Gerade haben Gunther Jikeli und Katharina Soemer in ihrer Veröffentlichung „Conversations About Jews on Twitter: Recent Developments Since Elon Musk’s Takeover“ vom Institute for the Study of Contemporary Antisemitism an der Indiana University Bloomington beschrieben, wie die Verbreitung von antisemitischem Hass weiter zunimmt. Die Wissenschaftler haben das Jahr 2022 bis zum 6. November analysiert und festgestellt, dass die „Unterhaltungen“ über Juden sich verdoppelt hätten. „Wir haben festgestellt, dass mit der Übernahme von Twitter durch Elon Musk die Tweets über jüdische Menschen einen neuen Höhepunkt erreichten, mit den antisemitischen Stereotypen wie „Juden kontrollieren die Medien und die Welt“, berichten die beiden Wissenschaftler. Tausende antisemtischer Hasstweets gäbe es pro Tag.

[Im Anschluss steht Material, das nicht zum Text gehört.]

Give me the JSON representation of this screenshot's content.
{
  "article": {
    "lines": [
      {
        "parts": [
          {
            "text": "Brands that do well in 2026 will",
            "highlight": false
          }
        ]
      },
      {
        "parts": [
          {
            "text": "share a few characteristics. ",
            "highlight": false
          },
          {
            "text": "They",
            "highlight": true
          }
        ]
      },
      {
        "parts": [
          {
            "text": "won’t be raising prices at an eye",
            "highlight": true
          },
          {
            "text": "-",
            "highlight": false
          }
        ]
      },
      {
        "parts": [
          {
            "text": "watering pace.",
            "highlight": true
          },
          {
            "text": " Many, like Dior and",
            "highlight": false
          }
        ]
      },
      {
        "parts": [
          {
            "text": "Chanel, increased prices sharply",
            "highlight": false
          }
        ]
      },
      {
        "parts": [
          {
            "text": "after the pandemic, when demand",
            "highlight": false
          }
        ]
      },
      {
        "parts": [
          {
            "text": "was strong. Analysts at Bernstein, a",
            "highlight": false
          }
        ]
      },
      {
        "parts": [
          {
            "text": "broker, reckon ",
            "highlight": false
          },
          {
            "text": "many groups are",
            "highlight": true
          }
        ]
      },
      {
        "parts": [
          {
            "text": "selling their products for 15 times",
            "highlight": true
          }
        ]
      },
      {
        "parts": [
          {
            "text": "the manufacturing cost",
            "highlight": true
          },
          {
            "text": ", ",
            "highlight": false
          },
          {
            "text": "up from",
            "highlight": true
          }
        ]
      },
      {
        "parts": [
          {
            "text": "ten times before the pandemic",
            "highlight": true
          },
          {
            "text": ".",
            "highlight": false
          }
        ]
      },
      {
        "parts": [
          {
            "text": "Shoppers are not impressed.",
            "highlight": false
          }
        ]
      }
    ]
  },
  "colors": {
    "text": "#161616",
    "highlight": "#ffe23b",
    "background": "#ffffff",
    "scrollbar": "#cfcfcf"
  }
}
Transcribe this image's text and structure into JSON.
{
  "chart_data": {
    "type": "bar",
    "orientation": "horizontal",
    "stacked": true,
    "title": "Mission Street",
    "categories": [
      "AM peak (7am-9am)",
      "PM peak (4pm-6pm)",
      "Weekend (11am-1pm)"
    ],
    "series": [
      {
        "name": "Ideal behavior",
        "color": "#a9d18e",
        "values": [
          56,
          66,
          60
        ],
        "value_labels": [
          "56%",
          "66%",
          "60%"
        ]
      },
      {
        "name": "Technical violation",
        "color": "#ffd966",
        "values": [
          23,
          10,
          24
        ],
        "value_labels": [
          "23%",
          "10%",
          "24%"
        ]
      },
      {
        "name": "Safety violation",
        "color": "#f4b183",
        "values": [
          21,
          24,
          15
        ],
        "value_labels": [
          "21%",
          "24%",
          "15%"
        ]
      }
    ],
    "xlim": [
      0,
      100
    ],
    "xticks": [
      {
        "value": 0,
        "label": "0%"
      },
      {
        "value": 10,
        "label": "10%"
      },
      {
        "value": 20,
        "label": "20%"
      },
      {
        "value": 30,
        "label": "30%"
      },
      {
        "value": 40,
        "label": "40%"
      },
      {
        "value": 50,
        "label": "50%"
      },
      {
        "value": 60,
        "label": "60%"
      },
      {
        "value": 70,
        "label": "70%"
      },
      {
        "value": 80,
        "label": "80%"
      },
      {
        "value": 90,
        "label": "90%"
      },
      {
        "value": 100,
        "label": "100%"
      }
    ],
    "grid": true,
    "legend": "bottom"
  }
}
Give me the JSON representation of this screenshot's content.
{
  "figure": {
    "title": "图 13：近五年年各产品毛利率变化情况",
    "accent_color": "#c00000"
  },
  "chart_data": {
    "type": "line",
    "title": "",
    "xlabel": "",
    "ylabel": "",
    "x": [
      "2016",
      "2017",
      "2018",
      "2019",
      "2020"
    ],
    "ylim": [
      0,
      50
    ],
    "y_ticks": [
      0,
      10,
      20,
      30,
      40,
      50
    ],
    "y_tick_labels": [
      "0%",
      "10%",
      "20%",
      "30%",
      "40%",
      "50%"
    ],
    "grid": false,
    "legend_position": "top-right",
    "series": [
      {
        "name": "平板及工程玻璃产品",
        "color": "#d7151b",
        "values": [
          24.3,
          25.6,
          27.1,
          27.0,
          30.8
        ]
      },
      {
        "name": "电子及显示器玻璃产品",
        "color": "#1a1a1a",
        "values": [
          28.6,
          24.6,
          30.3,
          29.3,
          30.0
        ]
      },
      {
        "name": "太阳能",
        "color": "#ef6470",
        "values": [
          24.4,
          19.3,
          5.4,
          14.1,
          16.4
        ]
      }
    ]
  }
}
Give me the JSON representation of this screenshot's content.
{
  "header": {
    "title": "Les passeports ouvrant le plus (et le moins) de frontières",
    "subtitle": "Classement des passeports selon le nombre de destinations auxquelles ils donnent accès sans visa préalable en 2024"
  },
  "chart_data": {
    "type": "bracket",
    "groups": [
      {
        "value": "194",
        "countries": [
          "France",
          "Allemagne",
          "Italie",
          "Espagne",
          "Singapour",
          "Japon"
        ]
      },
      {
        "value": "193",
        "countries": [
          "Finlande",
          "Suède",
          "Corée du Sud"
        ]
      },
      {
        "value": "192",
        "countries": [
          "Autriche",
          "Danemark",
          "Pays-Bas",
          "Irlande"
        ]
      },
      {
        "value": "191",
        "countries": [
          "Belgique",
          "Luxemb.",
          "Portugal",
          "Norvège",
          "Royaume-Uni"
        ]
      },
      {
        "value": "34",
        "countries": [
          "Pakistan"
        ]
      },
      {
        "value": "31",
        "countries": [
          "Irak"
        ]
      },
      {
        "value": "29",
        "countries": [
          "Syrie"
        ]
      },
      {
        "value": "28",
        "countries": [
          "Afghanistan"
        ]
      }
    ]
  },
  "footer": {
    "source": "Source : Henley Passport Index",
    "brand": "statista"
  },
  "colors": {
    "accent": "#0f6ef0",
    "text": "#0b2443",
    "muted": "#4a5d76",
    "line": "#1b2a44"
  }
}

Große Hoffnungen, die Hassmaschinerie zu stoppen, liegen auf neuen EU-weiten rechtlichen Regeln, dem Digital Services Act (DSA), dem Gesetz über digitale Dienste. Kernvorschriften des DSA gelten bereits seit dem 16. November 2022. Weitere Teile des Gesetzes treten am dem 17. Februar 2024 in Kraft. Auf Anfrage des Hauptstadtbriefs erklärt das Bundesjustizministerium, man solle den DSA als Fortschritt sehen, da „die EU durch den Digital Services Act künftig mit einer Stimme gegenüber großen sozialen Netzwerken sprechen wird. Die Verbreitung strafbarer Inhalte macht nicht an den Landesgrenzen halt, sodass nur EU-weite Regelungen zum Erfolg führen können.“

Doch Experten von Hass im Netz machen sich wenig Hoffnung, dass mit dem DSA antisemitischer Content aus dem Netz verschwindet. Zwar verpflichte der DSA große Online-Plattformen mit mindestens 45 Millionen aktiven Nutzern in der EU, Maßnahmen zur Risikominderung gegen illegale Inhalte zu ergreifen, zu denen auch die Geschwindigkeit und Qualität der Bearbeitung von Meldungen über rechtswidrige Inhalte gehört. Doch dabei setze der DSA auf unbestimmte Rechtsbegriffe statt konkrete Fristen, kritisiert Rechtsanwalt Chan-jo Jun. Die bisherige 24-Stunden-Löschpflicht rechtswidriger Hassbotschaften in Deutschland falle mit dem DSA weg, so IT-Rechtsexperte Jun: „Damit ist die zuständige Behörde flexibler bei der Anwendung und Auslegung der jeweiligen Anforderungen. Ob dies zu einer besseren Moderation führt, hängt wiederum davon ab, ob sich die Kommission zu strengeren Maßstäben durchringen kann oder ob die Lobbyisten auch hier wieder die Oberhand gewinnen.“

Bleibt zu hoffen, dass die mit dem DSA künftig geltenden hohen Strafen bei Nicht-Löschung rechtswidrigen Contents als Drohkulisse wirken. Doch nicht jeder Antisemitismus ist rechtswidrig. Die Einstufung eines antisemitischen Inhalts als rechtswidrig kann obendrein von Mitgliedstaat zu Mitgliedstaat abweichen. Immer wieder bewegen sich die antisemitischen Inhalte am Rande der Legalität, sind als Witz oder Cartoon verkleidet oder nutzen Codes. Die Plattformen sind mit dem DSA bei der Bestimmung, was antisemitisch ist, nicht an die von der International Holocaust Remembrance Alliance (IHRA) verabschiedete internationale Arbeitsdefinition von Antisemitismus gebunden, die wie folgt lautet:

„Antisemitismus ist eine bestimmte Wahrnehmung von Juden, die sich als Hass gegenüber Juden ausdrücken kann. Der Antisemitismus richtet sich in Wort oder Tat gegen jüdische oder nichtjüdische Einzelpersonen und/oder deren Eigentum sowie gegen jüdische Gemeindeinstitutionen oder religiöse Einrichtungen.“ Die Bundesregierung hat obendrein die Erweiterung verabschiedet, dass auch der Staat Israel, „der dabei als jüdisches Kollektiv verstanden wird, Ziel solcher Angriffe sein kann“.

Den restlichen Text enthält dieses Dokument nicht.